Desliga a água, pega na toalha, e limpa-se. No corredor, ouve-se:
- Porquê?
Ele salta. Percebe que vem aí sarilho. Vêm aí perguntas, e mais perguntas. Porque é que me deixaste, porque é que me pediste desculpa, não me amas... Sabe Deus as perguntas que aí virão.
- Eu só quero saber uma coisa. Pensaste em mim ou nela?
- Em ti.
E ele nem pensou duas vezes na resposta. Não precisou.
- Sabes? Fui eu que escrevi a nota que estava na porta da casa de banho. - Agora tudo faz sentido na cabeça dele. De facto, elas tinham formas de escrever parecidas. E ele deve ter confundido. - Mas causei o efeito que queria. Se ela estivesse viva, e soubesse do que se passou esta noite, ter-te-ia dito isso.
E a porta de casa é fechada com força. E ele aterra no chão da casa de banho. Agarra na embalagem de gel de banho da Vasenol e atira-a contra o espelho. O espelho parte-se, e ele pensa "boa, ao menos agora vou ter 7 anos de azar. Ao menos uma boa notícia!". Mas... Espera. Como é que ela tem a chave de casa dele?

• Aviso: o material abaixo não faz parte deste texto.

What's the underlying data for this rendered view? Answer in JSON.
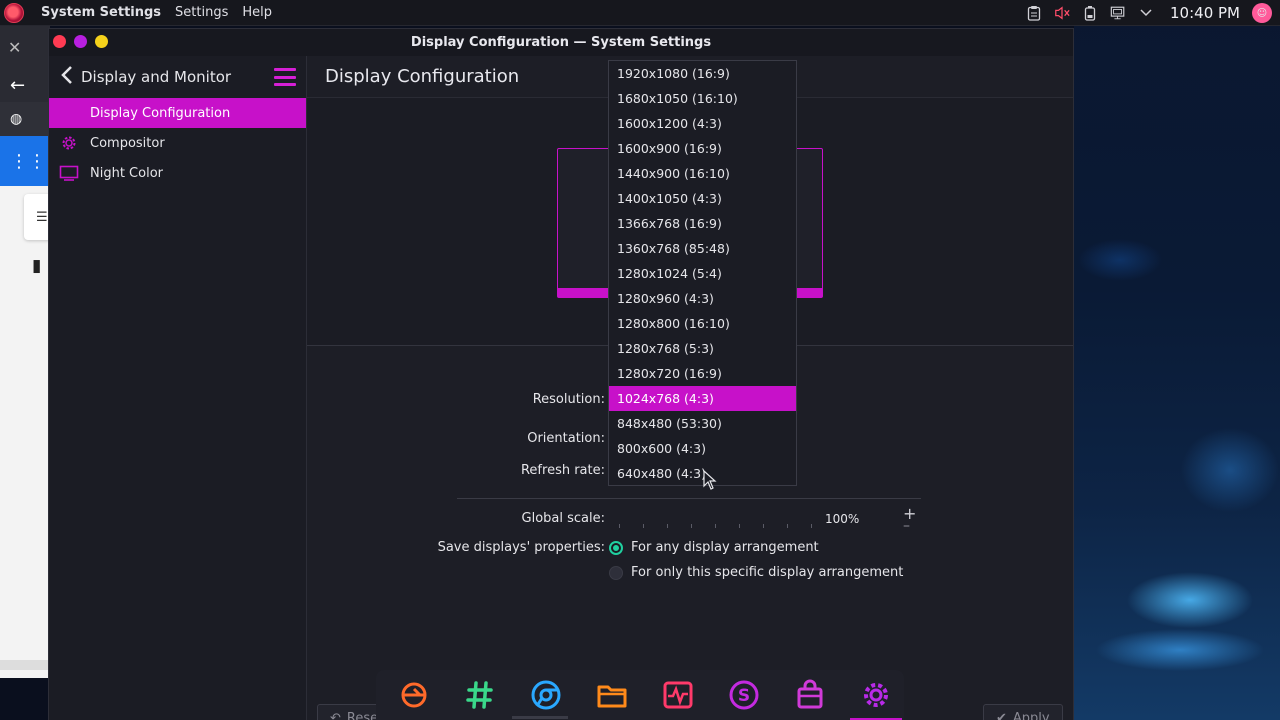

Corre para o quarto, e escorrega, batendo violentamente com a cabeça na parede. O chão mancha-se de sangue. E ali fica ele, algumas horas, inanimado.
Por fim, acorda. Leva a mão à cabeça e segue para o quarto. Pega no telemóvel e liga-o. Telefona-lhe. Pergunta: "Como é que tinhas a minha chave de casa", por mensagem. Aguarda. O telemóvel vibra de novo. "Foi ela que mas deu.". Ele pergunta: "Porquê?". Ela responde: "Sinceramente? Para o caso de não chegares a tempo. Ela programou tudo ao segundo. Ela queria mostrar-te que te amava verdadeiramente, que era capaz de correr riscos por ti. Mas acabou por correr mal. Acabaste por não chegar a tempo. E eu amo-te, mas amava-a mais a ela. E agora odeio-te. Odeio-te por a teres deixado morrer e por teres vindo a correr para os meus braços. Odeio-te por me teres derretido ainda mais, e teres-me deixado sem opção a não ser deixar-te entrares em mim. Odeio-te, e sei que esteja onde estiver, ela também te odeia a ti. (...)".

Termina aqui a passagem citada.